Dans la liste des fournitures scolaires que les parents doivent acheter en début d’année scolaire, on trouve encore, dans certains cas, des dictionnaires, des calculatrices ou des cadenas, qui ne devraient pourtant plus être aux frais des parents. « La règle est pourtant très simple, rappelle Mme  Payne. Si c’est du matériel dans lequel l’enfant va couper, coller, dessiner ou écrire, c’est à la charge des parents. Tout le reste devrait être gratuit. »

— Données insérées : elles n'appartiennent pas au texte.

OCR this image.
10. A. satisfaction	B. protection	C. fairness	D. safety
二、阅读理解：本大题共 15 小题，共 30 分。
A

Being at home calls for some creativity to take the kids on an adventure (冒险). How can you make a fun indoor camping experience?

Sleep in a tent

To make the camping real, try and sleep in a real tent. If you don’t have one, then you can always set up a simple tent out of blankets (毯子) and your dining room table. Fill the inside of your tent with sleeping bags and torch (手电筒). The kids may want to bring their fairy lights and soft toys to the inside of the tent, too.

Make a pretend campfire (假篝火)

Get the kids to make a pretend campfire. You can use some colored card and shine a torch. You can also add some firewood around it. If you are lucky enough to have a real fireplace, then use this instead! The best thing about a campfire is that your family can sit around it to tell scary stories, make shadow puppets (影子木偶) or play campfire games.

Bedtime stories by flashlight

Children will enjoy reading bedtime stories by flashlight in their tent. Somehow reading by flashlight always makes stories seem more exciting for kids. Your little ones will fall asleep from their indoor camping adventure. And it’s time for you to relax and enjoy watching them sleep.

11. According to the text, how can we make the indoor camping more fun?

À la Fédération des commissions scolaires, Alain Fortier affirme de son côté que « ça se passe admirablement bien ». Il confirme toutefois que « tout le monde n’a pas interprété de la même manière le fin détail » de la directive et estime qu’il y aura nécessairement des « zones d’ombre » qui mériteront des éclaircissements à l’avenir afin de « préciser cette nouvelle gratuité scolaire ».

1 commentaire
  • Julien Thériault - Abonné 17 septembre 2018 09 h 01

    Et on ne parle que de baisser les taxes scolaires...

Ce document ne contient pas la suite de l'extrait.